Офицеры приблизились, каждый мрачнее той самой мрачной, пророческой тучи, что ползала вокруг месяца. Тускло поблёскивали нагрудники с кольчужными рукавами, позолоченные височные пластины на шлемах, плюмажи слегка трепетали, хотя было абсолютно безветренно. За спиной каждого болталась пятнистая, под леопарда, шкура, что пугала чужих лошадей, и высились по два великолепных крыла с раскрашенными орлиными перьями. У кого на доспехах закреплены, у кого на луке седла. В атаке сии крылья имели колоссальное психологическое воздействие. Часто случалось, что хоругвь одним только видом обращала в бегство. Противник не мог эффективно рубить гусара сзади. Арканы также в этих крыльях путались.
Все были рослые шляхтичи, хотя большая их половина, мягко говоря, от шляхетных принципов отошла. В трудные времена в товарищи могли попасть даже лица сомнительного и откровенно неблагородного происхождения, если только у них были деньги на экипировку, содержание пахоликов и челяди. Впрочем, Альгис не обращал особого внимания на деньги. Как мы знаем, хоругвь имела надёжного мецената. Исключительно каждый товарищ его был ратным уникумом, обладающим, помимо тактического совершенства, великолепным аналитическим мышлением. Да и пахолики на пахо-ликов не особенно походили. Гордо посаженные головы, прямые, не приученные гнуться перед кем-либо спины, задор и благородство во взгляде. Воины высокого ратного мастерства.
Слышали всё и понимали, что правду говорит крымчак насчёт карательного отряда. И как бы ни хотелось, но предупредить либо собою прикрыть легендарного гетмана они уже не в силах.

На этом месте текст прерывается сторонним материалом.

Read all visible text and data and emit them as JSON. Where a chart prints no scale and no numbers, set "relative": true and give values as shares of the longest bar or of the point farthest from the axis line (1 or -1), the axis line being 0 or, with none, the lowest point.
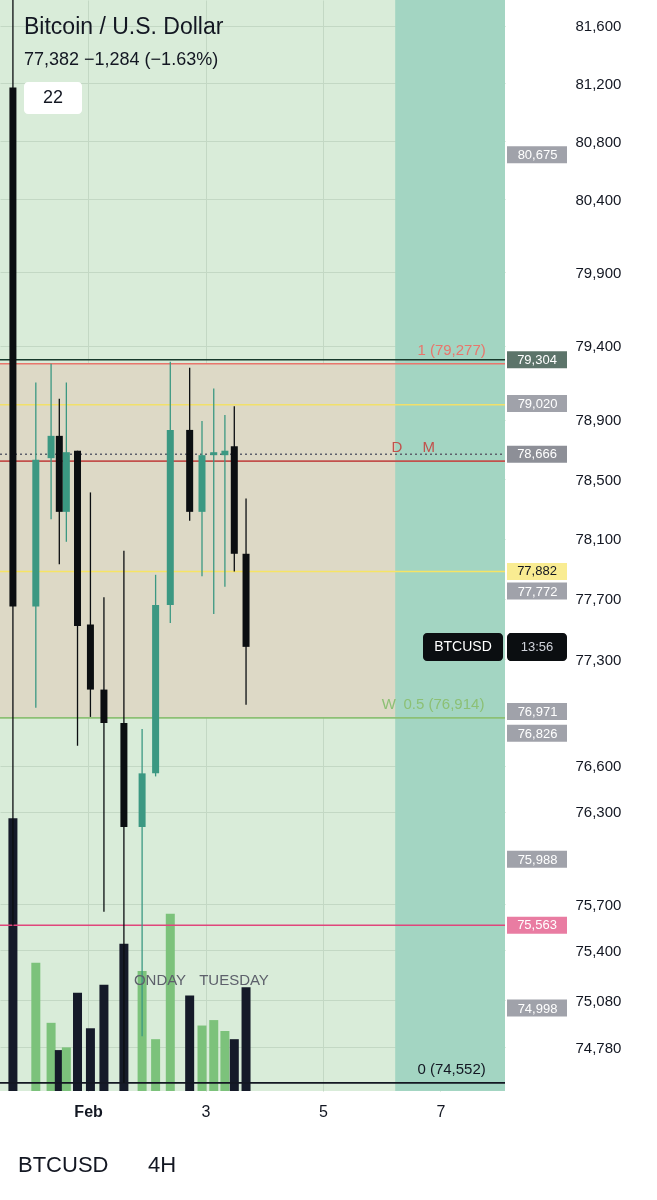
{
  "chart_data": [
    {
      "type": "candlestick",
      "title": "Bitcoin / U.S. Dollar",
      "subtitle": "77,382 −1,284 (−1.63%)",
      "x": [
        -0.28,
        0.11,
        0.37,
        0.51,
        0.63,
        0.82,
        1.04,
        1.27,
        1.61,
        1.92,
        2.15,
        2.4,
        2.73,
        2.94,
        3.14,
        3.33,
        3.49,
        3.69
      ],
      "ohlc": [
        [
          81170,
          81780,
          75560,
          77650
        ],
        [
          77650,
          79150,
          76980,
          78630
        ],
        [
          78640,
          79277,
          78230,
          78790
        ],
        [
          78790,
          79040,
          77930,
          78280
        ],
        [
          78280,
          79150,
          78080,
          78680
        ],
        [
          78690,
          78690,
          76730,
          77520
        ],
        [
          77530,
          78410,
          76920,
          77100
        ],
        [
          77100,
          77710,
          75650,
          76880
        ],
        [
          76880,
          78020,
          74552,
          76200
        ],
        [
          76200,
          76840,
          74850,
          76550
        ],
        [
          76550,
          77860,
          76530,
          77660
        ],
        [
          77660,
          79290,
          77540,
          78830
        ],
        [
          78830,
          79250,
          78220,
          78280
        ],
        [
          78280,
          78890,
          77850,
          78660
        ],
        [
          78660,
          79110,
          77600,
          78680
        ],
        [
          78660,
          78930,
          77780,
          78690
        ],
        [
          78720,
          78990,
          77882,
          78000
        ],
        [
          78000,
          78370,
          77000,
          77382
        ]
      ],
      "colors": [
        "#0b0e11",
        "#3b9882",
        "#3b9882",
        "#0b0e11",
        "#3b9882",
        "#0b0e11",
        "#0b0e11",
        "#0b0e11",
        "#0b0e11",
        "#3b9882",
        "#3b9882",
        "#3b9882",
        "#0b0e11",
        "#3b9882",
        "#3b9882",
        "#3b9882",
        "#0b0e11",
        "#0b0e11"
      ],
      "xlim": [
        -0.5,
        8.1
      ],
      "xticks": [
        {
          "value": 1,
          "label": "Feb"
        },
        3,
        5,
        7
      ],
      "ylim": [
        74500,
        81780
      ],
      "yticks": [
        {
          "value": 74780,
          "label": "74,780"
        },
        {
          "value": 75080,
          "label": "75,080"
        },
        {
          "value": 75400,
          "label": "75,400"
        },
        {
          "value": 75700,
          "label": "75,700"
        },
        {
          "value": 76300,
          "label": "76,300"
        },
        {
          "value": 76600,
          "label": "76,600"
        },
        {
          "value": 77300,
          "label": "77,300"
        },
        {
          "value": 77700,
          "label": "77,700"
        },
        {
          "value": 78100,
          "label": "78,100"
        },
        {
          "value": 78500,
          "label": "78,500"
        },
        {
          "value": 78900,
          "label": "78,900"
        },
        {
          "value": 79400,
          "label": "79,400"
        },
        {
          "value": 79900,
          "label": "79,900"
        },
        {
          "value": 80400,
          "label": "80,400"
        },
        {
          "value": 80800,
          "label": "80,800"
        },
        {
          "value": 81200,
          "label": "81,200"
        },
        {
          "value": 81600,
          "label": "81,600"
        }
      ],
      "y2lim": [
        74446,
        81705
      ],
      "y2ticks": [
        {
          "value": 74998,
          "label": "74,998"
        },
        {
          "value": 75988,
          "label": "75,988"
        },
        {
          "value": 76826,
          "label": "76,826"
        },
        {
          "value": 76971,
          "label": "76,971"
        },
        {
          "value": 77772,
          "label": "77,772"
        },
        {
          "value": 79020,
          "label": "79,020"
        },
        {
          "value": 80675,
          "label": "80,675"
        }
      ],
      "log": "y",
      "grid": true,
      "bands": [
        {
          "axis": "y",
          "from": 76914,
          "to": 79277,
          "color": "#ddd9c6"
        },
        {
          "axis": "x",
          "from": 6.23,
          "to": 8.1,
          "color": "#a3d5c2"
        }
      ],
      "ref_lines": [
        {
          "axis": "y",
          "value": 79304,
          "label": "79,304",
          "color": "#17392b"
        },
        {
          "axis": "y",
          "value": 79277,
          "color": "#e8766c"
        },
        {
          "axis": "y",
          "value": 79000,
          "color": "#f1e06a"
        },
        {
          "axis": "y",
          "value": 78666,
          "label": "78,666",
          "color": "#5d606b",
          "line_style": "dotted"
        },
        {
          "axis": "y",
          "value": 78620,
          "color": "#c2514c"
        },
        {
          "axis": "y",
          "value": 77882,
          "label": "77,882",
          "color": "#f6e464"
        },
        {
          "axis": "y",
          "value": 76914,
          "color": "#8cc075"
        },
        {
          "axis": "y",
          "value": 75563,
          "label": "75,563",
          "color": "#e0457b"
        },
        {
          "axis": "y",
          "value": 74552,
          "color": "#131722"
        }
      ],
      "annotations": [
        "22",
        "BTCUSD",
        "4H",
        "BTCUSD",
        "13:56",
        "ONDAY",
        "TUESDAY",
        {
          "text": "1 (79,277)",
          "x": 7.19,
          "y": 79277
        },
        {
          "text": "0.5 (76,914)",
          "x": 7.06,
          "y": 76914
        },
        {
          "text": "0 (74,552)",
          "x": 7.19,
          "y": 74552
        },
        {
          "text": "D",
          "x": 6.26,
          "y": 78620
        },
        {
          "text": "M",
          "x": 6.8,
          "y": 78620
        },
        {
          "text": "W",
          "x": 6.12,
          "y": 76914
        }
      ]
    },
    {
      "type": "bar",
      "relative": true,
      "x": [
        -0.28,
        0.11,
        0.37,
        0.51,
        0.63,
        0.82,
        1.04,
        1.27,
        1.61,
        1.92,
        2.15,
        2.4,
        2.73,
        2.94,
        3.14,
        3.33,
        3.49,
        3.69
      ],
      "xlim": [
        -0.5,
        8.1
      ],
      "values": [
        1.0,
        0.47,
        0.25,
        0.15,
        0.16,
        0.36,
        0.23,
        0.39,
        0.54,
        0.44,
        0.19,
        0.65,
        0.35,
        0.24,
        0.26,
        0.22,
        0.19,
        0.38
      ],
      "colors": [
        "#151a29",
        "#7cc27b",
        "#7cc27b",
        "#151a29",
        "#7cc27b",
        "#151a29",
        "#151a29",
        "#151a29",
        "#151a29",
        "#7cc27b",
        "#7cc27b",
        "#7cc27b",
        "#151a29",
        "#7cc27b",
        "#7cc27b",
        "#7cc27b",
        "#151a29",
        "#151a29"
      ]
    }
  ]
}
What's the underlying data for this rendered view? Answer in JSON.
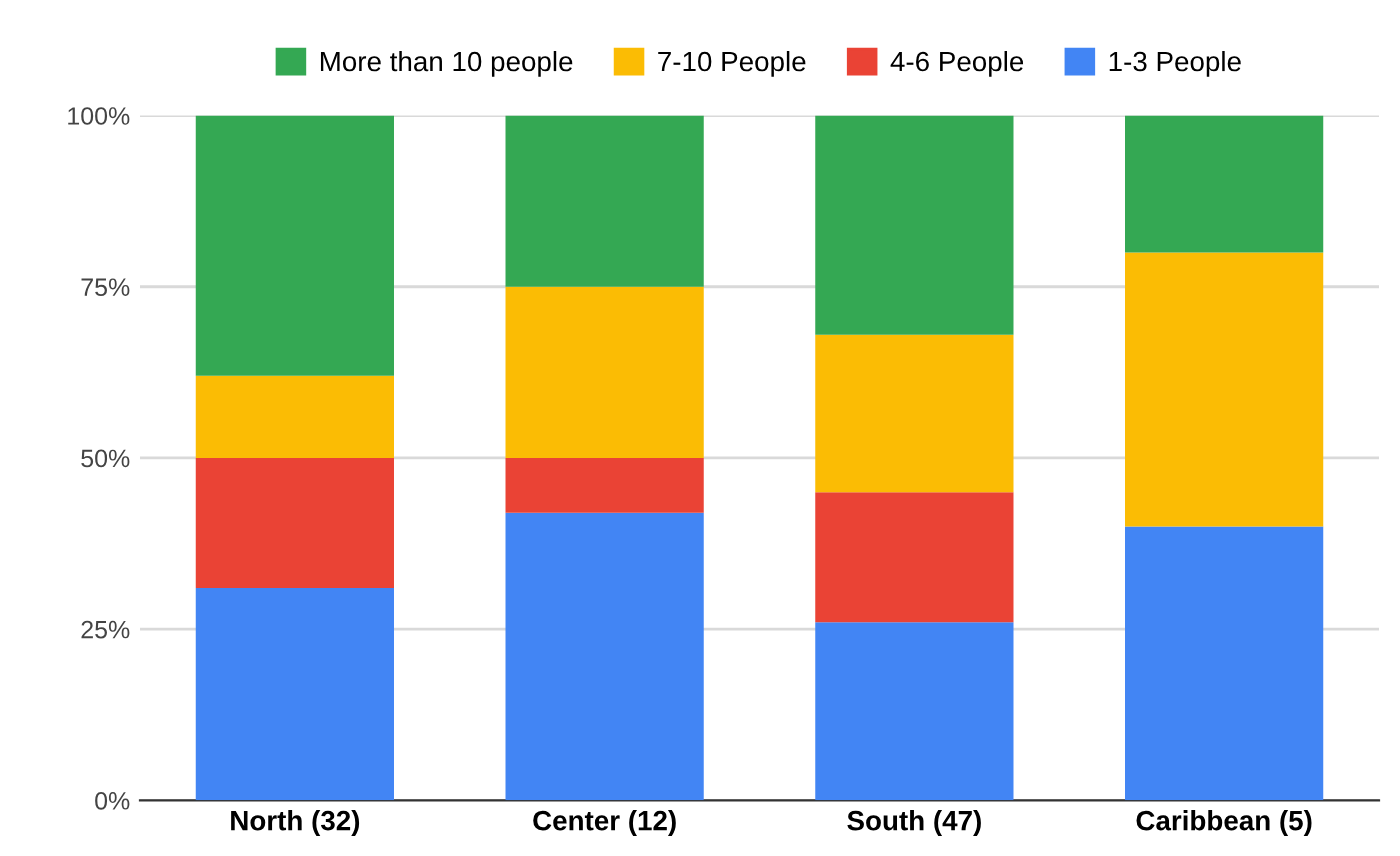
{
  "chart_data": {
    "type": "bar",
    "stacked": true,
    "categories": [
      "North (32)",
      "Center (12)",
      "South (47)",
      "Caribbean (5)"
    ],
    "series": [
      {
        "name": "1-3 People",
        "color": "#4285f4",
        "values": [
          31,
          42,
          26,
          40
        ]
      },
      {
        "name": "4-6 People",
        "color": "#ea4335",
        "values": [
          19,
          8,
          19,
          0
        ]
      },
      {
        "name": "7-10 People",
        "color": "#fbbc04",
        "values": [
          12,
          25,
          23,
          40
        ]
      },
      {
        "name": "More than 10 people",
        "color": "#34a853",
        "values": [
          38,
          25,
          32,
          20
        ]
      }
    ],
    "ylim": [
      0,
      100
    ],
    "yticks": [
      {
        "value": 0,
        "label": "0%"
      },
      {
        "value": 25,
        "label": "25%"
      },
      {
        "value": 50,
        "label": "50%"
      },
      {
        "value": 75,
        "label": "75%"
      },
      {
        "value": 100,
        "label": "100%"
      }
    ],
    "grid": "y",
    "legend": "top"
  }
}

– Приведите, которого Фёдор с Никитой заарканили. Кстати, они ещё не вернулись? – Альгиса вдруг пронзило что-то вроде сердечной боли, он даже за грудь схватился, дышать тяжело стало. – Я задал вопрос, Панове. Да не молчите же!
Старшины понурились, никто не решался сказать. Вернулись. В сёдлах, при оружии. Но мёртвые. У Никиты в спине торчала стрела. Кони самостоятельно пришли. Минут пять назад. В окровавленной кольчуге Фёдора два исковерканных отверстия. Лекари осторожно изучали арбалетные стрелы из татарского колчана. Вокруг по-прежнему полыхали шатры, повозки, телеги, всякий скарб. Притащили за шкирку ни живого, ни мёртвого Айею. Хабибрасул, взглянув на него, ещё больше скривился, потом с отвращением плюнул, метя в лицо, но промахнулся и, словно оконфузившийся удав, громко прошипел: «Собака!» Неожиданно Айся исказился в яростном мимическом порыве и, беснуясь, прямо-таки оглушил истерическим визгом Хабибрасула и стоявших вокруг старшин:
– Сам ты поганый пёс! Продажная ханская сволочь. Чтоб ты издох на помойке, где вам, выродкам Гиреевским, самое место!!!
– Ну, зачем же так, – голос ротмистра прозвучал не громко, однако так отчётливо, что татарам он показался зловещим. – Зачем на помойке? На кол обоих!
Султан уже в апреле выступил в городок Эдирне, где традиционно собирались войска перед походом. Там он провёл смотр, несколько расстроился, поскольку никудышным оказалось продовольственное снабжение. Выяснилось, что не полностью сформированы вспомогательные корпуса, на которые возлагались ремонт дорог и охрана их от бандитов. Недостаточным было количество вьючных животных и погонщиков. Региональные власти, так называемые местные кади, работу по заготовке и поставке провизии на пункты обеспечения практически сорвали. Население продавать излишки по сниженным ценам не спешило, ссылаясь на якобы плохой в этом году урожай. Никакой прибыли сия торговля молдаванам не сулила.
Началась кадровая возня, взбешённый Осман со свойственной ему маргинальной жестокостью снял с командования вместе с головами почти всех тыловых начальников. Пока прибывала замена, пока разбирались на местном уровне с поставщиками, драгоценное время весенне-летнего периода, наиболее удобного для военного похода, стремительно утекало. Выступил султан Осман на север лишь седьмого июня.